Israel’s prime minister, Benjamin rNetanyahu urged Elon Musk to address the proliferation of antisemitism on the billionaire’s social media platform X.
In an in-person meeting in California on Monday, Netanyahu said he hoped Musk would find ways within the confines of the first amendment to clamp down on antisemitism and other forms of hatred on X, the platform formerly known as Twitter.
Monday’s meeting was billed by the Israeli leader as a conversation about technology and AI that would include how leaders should both “harness the opportunities that mitigate the risks of AI for the good of civilization”.
But the discussion quickly turned to free speech and antisemitism.
Since Musk took over Twitter in October 2022, the platform has repeatedly been called out for the spread of antisemitic content among users.
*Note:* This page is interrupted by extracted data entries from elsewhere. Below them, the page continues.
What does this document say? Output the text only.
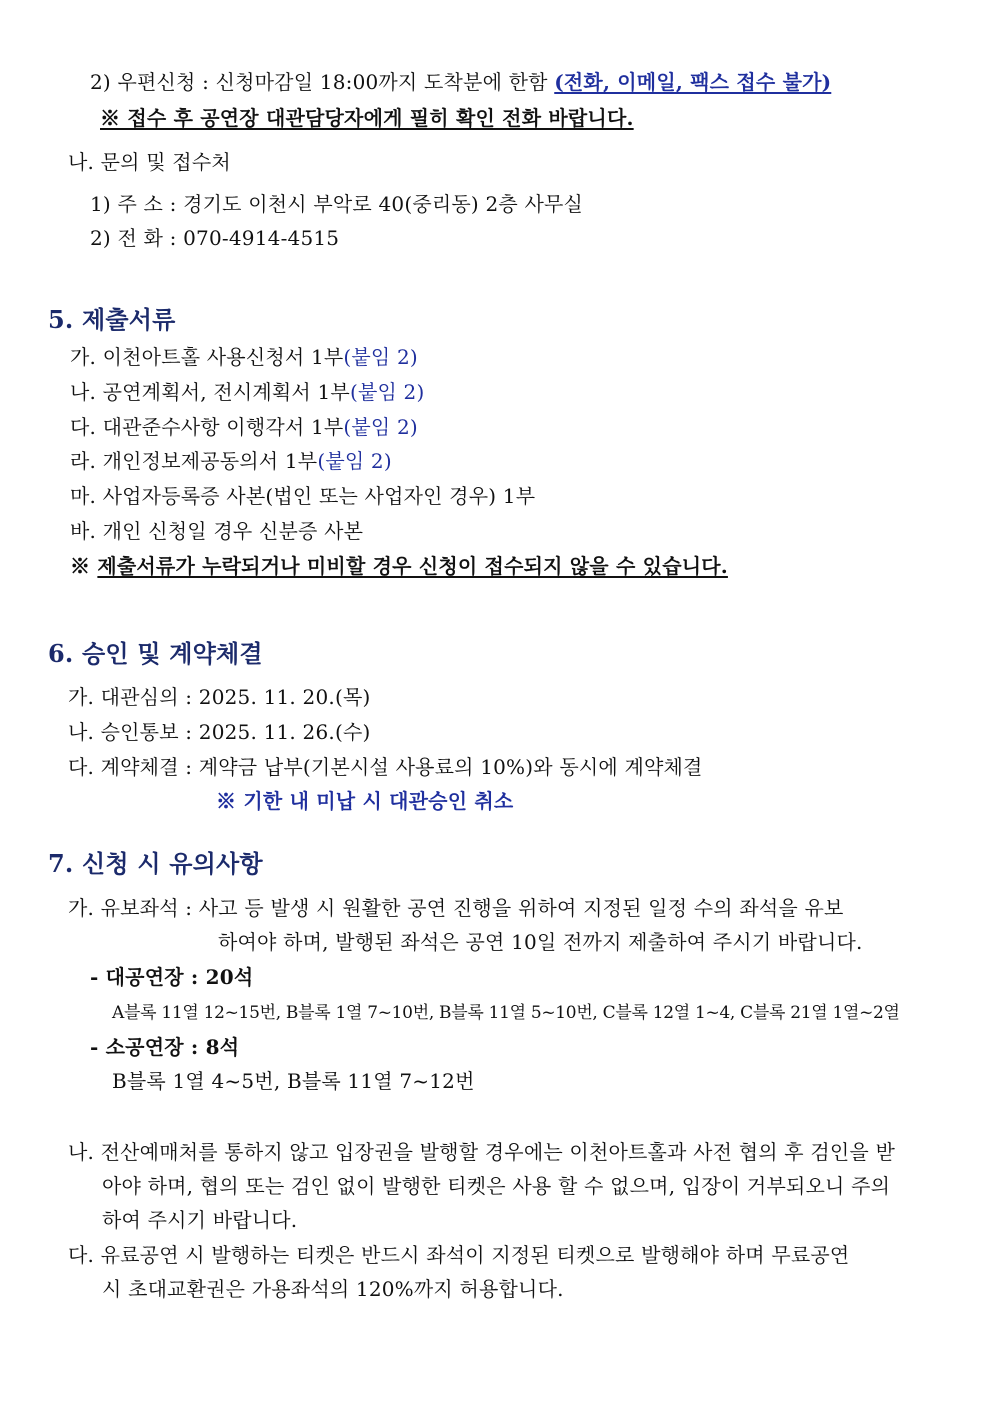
2) 우편신청 : 신청마감일 18:00까지 도착분에 한함 (전화, 이메일, 팩스 접수 불가)
※ 접수 후 공연장 대관담당자에게 필히 확인 전화 바랍니다.
나. 문의 및 접수처
1) 주 소 : 경기도 이천시 부악로 40(중리동) 2층 사무실
2) 전 화 : 070-4914-4515
5. 제출서류
가. 이천아트홀 사용신청서 1부(붙임 2)
나. 공연계획서, 전시계획서 1부(붙임 2)
다. 대관준수사항 이행각서 1부(붙임 2)
라. 개인정보제공동의서 1부(붙임 2)
마. 사업자등록증 사본(법인 또는 사업자인 경우) 1부
바. 개인 신청일 경우 신분증 사본
※ 제출서류가 누락되거나 미비할 경우 신청이 접수되지 않을 수 있습니다.
6. 승인 및 계약체결
가. 대관심의 : 2025. 11. 20.(목)
나. 승인통보 : 2025. 11. 26.(수)
다. 계약체결 : 계약금 납부(기본시설 사용료의 10%)와 동시에 계약체결
※ 기한 내 미납 시 대관승인 취소
7. 신청 시 유의사항
가. 유보좌석 : 사고 등 발생 시 원활한 공연 진행을 위하여 지정된 일정 수의 좌석을 유보
하여야 하며, 발행된 좌석은 공연 10일 전까지 제출하여 주시기 바랍니다.
- 대공연장 : 20석
A블록 11열 12~15번, B블록 1열 7~10번, B블록 11열 5~10번, C블록 12열 1~4, C블록 21열 1열~2열
- 소공연장 : 8석
B블록 1열 4~5번, B블록 11열 7~12번
나. 전산예매처를 통하지 않고 입장권을 발행할 경우에는 이천아트홀과 사전 협의 후 검인을 받
아야 하며, 협의 또는 검인 없이 발행한 티켓은 사용 할 수 없으며, 입장이 거부되오니 주의
하여 주시기 바랍니다.
다. 유료공연 시 발행하는 티켓은 반드시 좌석이 지정된 티켓으로 발행해야 하며 무료공연
시 초대교환권은 가용좌석의 120%까지 허용합니다.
The Anti-Defamation League (ADL), the prominent Jewish civil-rights organization, has blamed Musk for allowing the distribution of such posts and the group’s director, Jonathan Greenblatt, has accused Musk of “amplifying” the messages of neo-Nazis and white supremacists who want to ban the league.
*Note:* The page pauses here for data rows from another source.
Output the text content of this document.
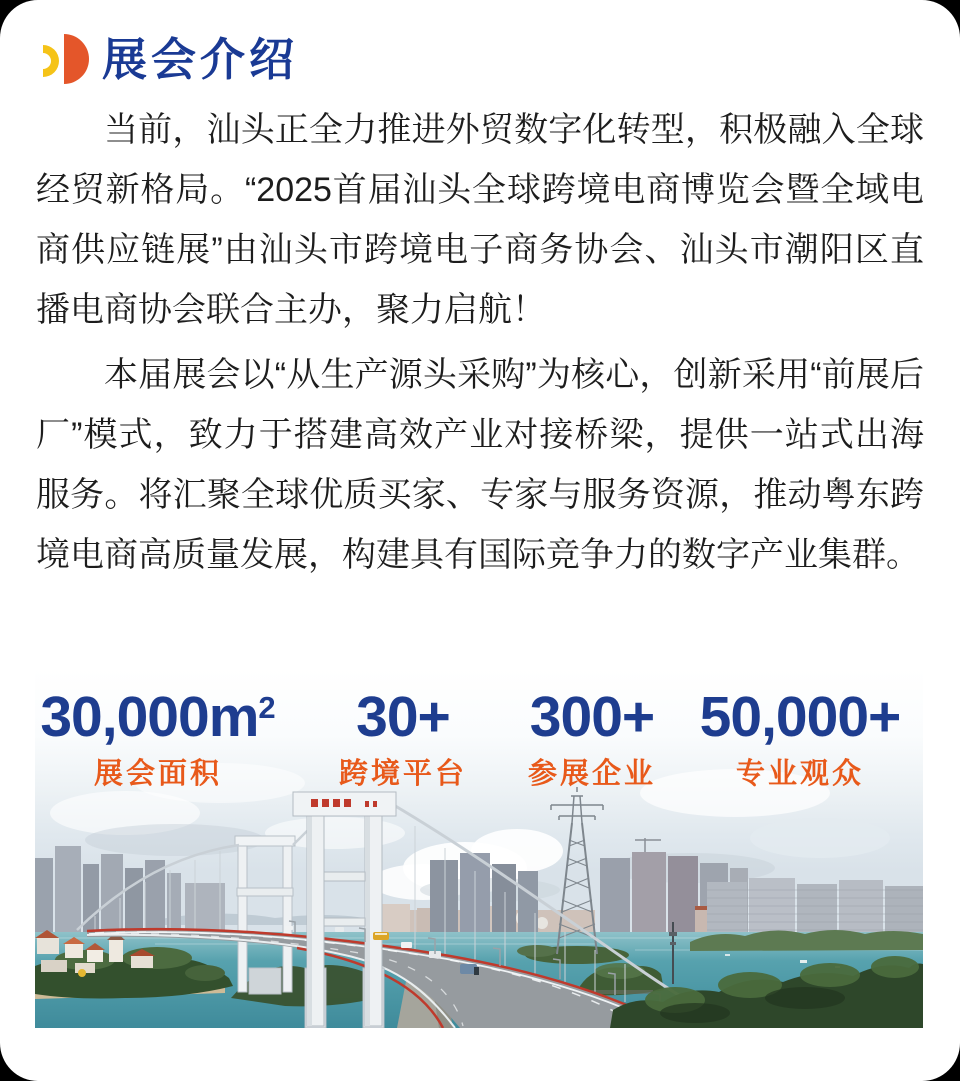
展会介绍

当前，汕头正全力推进外贸数字化转型，积极融入全球经贸新格局。“2025首届汕头全球跨境电商博览会暨全域电商供应链展”由汕头市跨境电子商务协会、汕头市潮阳区直播电商协会联合主办，聚力启航！

本届展会以“从生产源头采购”为核心，创新采用“前展后厂”模式，致力于搭建高效产业对接桥梁，提供一站式出海服务。将汇聚全球优质买家、专家与服务资源，推动粤东跨境电商高质量发展，构建具有国际竞争力的数字产业集群。

$30,000m^2$
展会面积
30+
跨境平台
300+
参展企业
50,000+
专业观众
Musk has said on X that he is “pro-free speech, but against antisemitism of any kind”. But he has threatened to sue ADL for defamation, accusing the group of trying to “kill” the platform by “falsely accusing it and me of being antisemitic”. In other posts, he has said the league was responsible for a 60% drop in revenue at X.
Musk has also repeatedly posted or amplified posts targeting George Soros, the Hungarian-American businessman and philanthropist, and his organization. Soros is a regular target for conspiracy theories. Under Netanyahu, the Israeli government has been critical of Soros and his organization and has defended Musk’s criticism of the billionaire. “Criticism of Soros – who finances the most hostile organizations to the Jewish people and the state of Israel is anything but antisemitism, quite the opposite!” Israel’s minister of diaspora affairs, Amichai Chikli, said in May, the Washington Post reported.
Responding to Netanyahu’s concerns about antsemitism on X on Monday, Musk told the Israeli prime minister that with 100m to 200m posts on X in a day, “some of those are gonna be bad”. He then reiterated the platform’s policy to not promote or amplify hate speech.
Since taking over the social media platform nearly a year ago, Musk has cut back on content moderation practices and changed policies to typically no longer remove objectionable posts, but instead their visibility is limited so people have to seek it out if they want to see it. Musk calls this “freedom of speech, not freedom of reach”.
“I encourage you and urge you to find the balance,” Netanyahu said. “It’s a tough one.”